San Cayetano el Santo Amado por su Generosidad y Providencia.

Es un Santo adorado en todo el mundo. Las miles de espigas elevadas cada 7 de agosto al Patrono del Pan y del Trabajo son el testimonio viviente de su generosidad y providencia.
Dedícale unos minutos de Oración en este día, ya que el no se olvida de sus fieles.
En los peores momentos de crisis, el Santo de la Providencia, está firme para escuchar nuestros ruegos, darnos aliento y recompensarnos, tarde o temprano, con la dignidad que da el trabajo.
Los creyentes que acuden a San Cayetano, lo hacen para pedir por trabajo y para que no les falte el alimento, pero también se dirigen a los santuarios para agradecer por todo lo concedido.
La mayoría de sus fieles, son personas solidarias y emprendedoras. En su bendición, encuentran la fuerza, la fe y la salud para obtener lo necesario y vivir con dignidad.
Estas plegarias son las que se utilizan para orarle a diario y pedirle su bendición:
Para pedir (al levantarse y al acostarse):
“San Cayetano, haz que nunca falte en nuestros hogares el pan y el trabajo de cada día. Te lo pedimos humildemente. Por Jesucristo, nuestro Señor. Amén.”
Oración de Ofrenda:
“San Cayetano, atiende con bondad mis súplicas y recibe con amor estas ofrendas de tu servidor, te imploro que nunca me falte el pan de cada día. Por Jesucristo Nuestro Señor. Amén.”

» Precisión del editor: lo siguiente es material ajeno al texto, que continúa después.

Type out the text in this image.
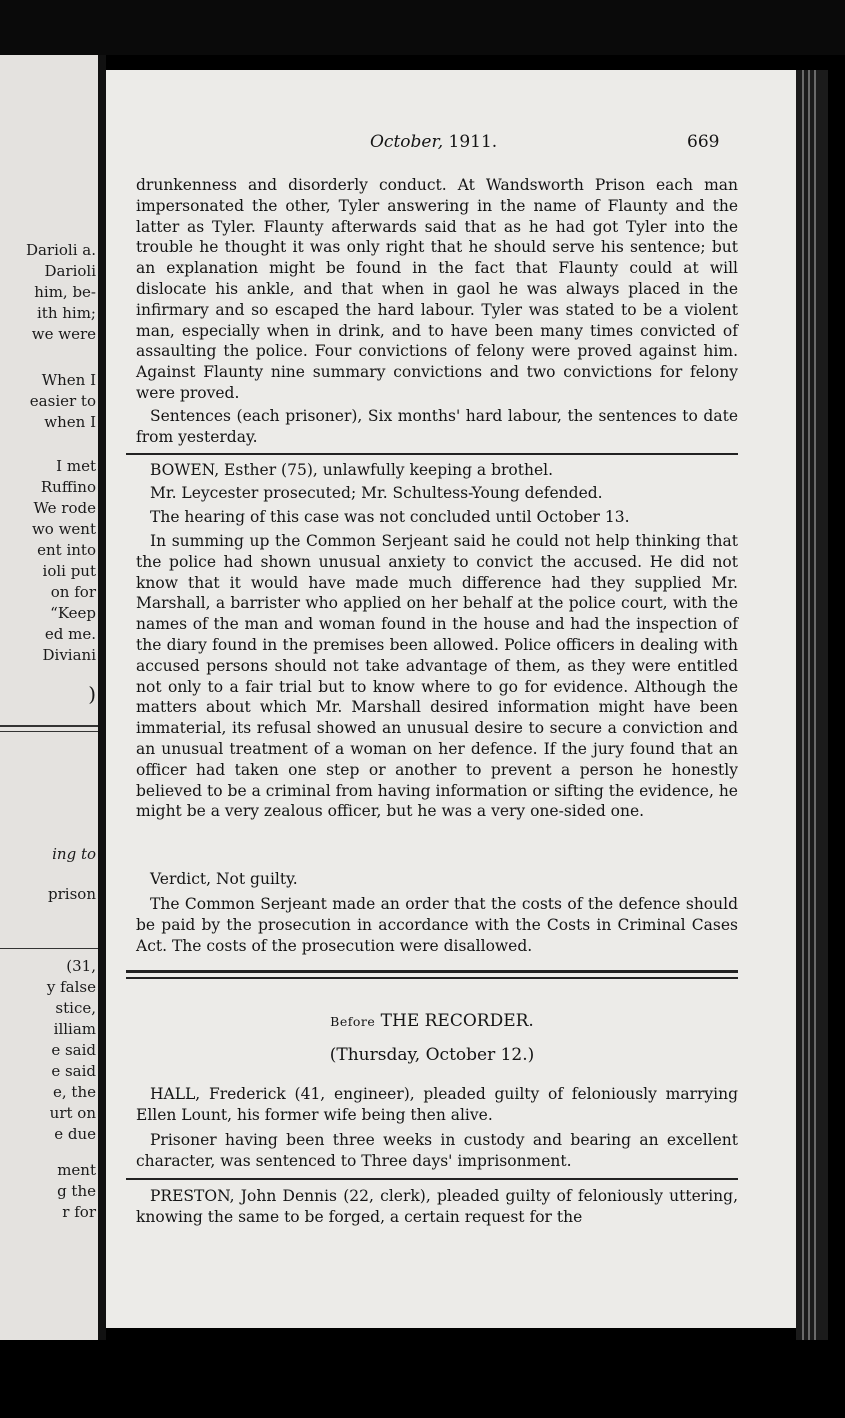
Darioli a.
Darioli
him, be-
ith him;
we were
When I
easier to
when I
I met
Ruffino
We rode
wo went
ent into
ioli put
on for
“Keep
ed me.
Diviani
)
ing to
prison
(31,
y false
stice,
illiam
e said
e said
e, the
urt on
e due
ment
g the
r for
October, 1911.	669

drunkenness and disorderly conduct. At Wandsworth Prison each man impersonated the other, Tyler answering in the name of Flaunty and the latter as Tyler. Flaunty afterwards said that as he had got Tyler into the trouble he thought it was only right that he should serve his sentence; but an explanation might be found in the fact that Flaunty could at will dislocate his ankle, and that when in gaol he was always placed in the infirmary and so escaped the hard labour. Tyler was stated to be a violent man, especially when in drink, and to have been many times convicted of assaulting the police. Four convictions of felony were proved against him. Against Flaunty nine summary convictions and two convictions for felony were proved.

Sentences (each prisoner), Six months' hard labour, the sentences to date from yesterday.

BOWEN, Esther (75), unlawfully keeping a brothel.

Mr. Leycester prosecuted; Mr. Schultess-Young defended.

The hearing of this case was not concluded until October 13.

In summing up the Common Serjeant said he could not help thinking that the police had shown unusual anxiety to convict the accused. He did not know that it would have made much difference had they supplied Mr. Marshall, a barrister who applied on her behalf at the police court, with the names of the man and woman found in the house and had the inspection of the diary found in the premises been allowed. Police officers in dealing with accused persons should not take advantage of them, as they were entitled not only to a fair trial but to know where to go for evidence. Although the matters about which Mr. Marshall desired information might have been immaterial, its refusal showed an unusual desire to secure a conviction and an unusual treatment of a woman on her defence. If the jury found that an officer had taken one step or another to prevent a person he honestly believed to be a criminal from having information or sifting the evidence, he might be a very zealous officer, but he was a very one-sided one.

Verdict, Not guilty.

The Common Serjeant made an order that the costs of the defence should be paid by the prosecution in accordance with the Costs in Criminal Cases Act. The costs of the prosecution were disallowed.

Before THE RECORDER.
(Thursday, October 12.)

HALL, Frederick (41, engineer), pleaded guilty of feloniously marrying Ellen Lount, his former wife being then alive.

Prisoner having been three weeks in custody and bearing an excellent character, was sentenced to Three days' imprisonment.

PRESTON, John Dennis (22, clerk), pleaded guilty of feloniously uttering, knowing the same to be forged, a certain request for the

Himno para la Fiesta del día de San Cayetano:
- “Padre Glorioso San Cayetano, traigo en mis manos mi corazón, con la esperanza y la confianza abro mi alma con mi oración.
- San Cayetano, danos la paz, danos trabajo, danos el pan. Siempre vivamos en alegría en la justicia y en el amor.
- Cuando en mi alma sienta tristeza, cuando en mi alma sienta dolor, dame paciencia, dame tu fuerza, ayúdame, mi protector.
- Muestra siempre San Cayetano al Niño Dios, mi salvador, que en su mirada vea el amor y en sus brazos la paz y la unión.
- Siempre fuiste Tú, San Cayetano, desde el cielo, mi protector.
- Nunca me olvides en esta vida, dame siempre tu bendición. Amén.
Oración por el trabajo y la solidaridad:
- Padre de los pobres, consuelo de los afligidos, querido San Cayetano, necesito tu asistencia y caridad.
- Algunos como yo son tan pobres que ni siquiera encontramos palabras para invocar el auxilio de Dios.
- Intercede por mí y por los humildes. Guía mis pasos y confórtame en la adversidad.
- Quiera Dios darme un corazón como el tuyo, compasivo y misericordioso, para saber asistir a mis hermanos. Amén.